Common story. Some of the people who fled Russia to the west to avoid supporting the war got totally screwed. When they arrived their credit cards and bank access stopped working so they couldn't pay for anywhere to live, they cannot get visas etc, nobody wants to hire Russians and oh, yes, also cannot easily return home. The Russians who stayed and continued paying taxes? No problems.

Governments like the idea that they can fix things via market interventions but it never quite seems to work out how they intended.

Yeah, they're an incredibly blunt tool.

I'm not in PH but in the region, and know a few recent Russian émigrés here. They've eventually been able to open an account after trying a few banks. The banks are concerned about unknowingly dealing with a sanctioned person or business, and consequently having trouble with their access to EU and US banking systems.
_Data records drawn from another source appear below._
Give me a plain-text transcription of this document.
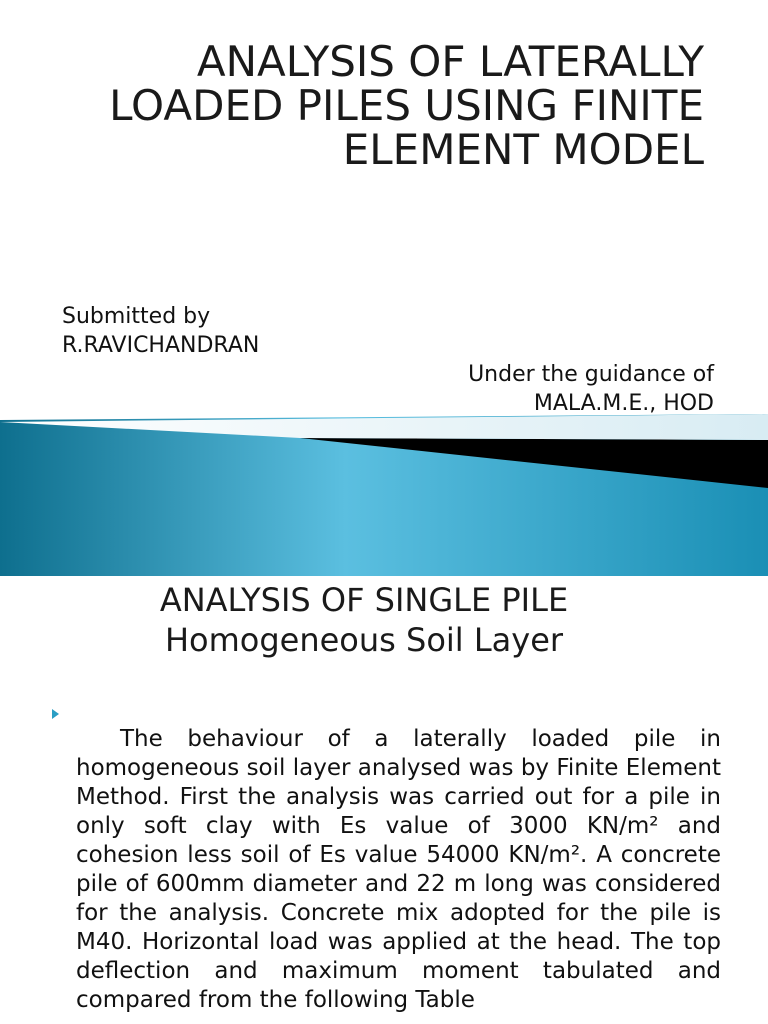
ANALYSIS OF LATERALLY
LOADED PILES USING FINITE
ELEMENT MODEL
Submitted by
R.RAVICHANDRAN
Under the guidance of
MALA.M.E., HOD
ANALYSIS OF SINGLE PILE
Homogeneous Soil Layer

The behaviour of a laterally loaded pile in homogeneous soil layer analysed was by Finite Element Method. First the analysis was carried out for a pile in only soft clay with Es value of 3000 KN/m² and cohesion less soil of Es value 54000 KN/m². A concrete pile of 600mm diameter and 22 m long was considered for the analysis. Concrete mix adopted for the pile is M40. Horizontal load was applied at the head. The top deflection and maximum moment tabulated and compared from the following Table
Banks in PH in particular often do a lot of US business, you may consider looking for a bank that does not (e.g., banks dealing more with China).

That's because it was a common strategy of the KGB to set up companies in the West. "Dissidents" were often moles.

It sucks but until you somehow prove your loyalty expect to be met with suspicion. Banks don't want to carry the risk if they can avoid it.

The banks are unlikely to be thinking about moles. They're just trying to minimise the risk that they accidentally deal with a sanctioned person/company or a front for one.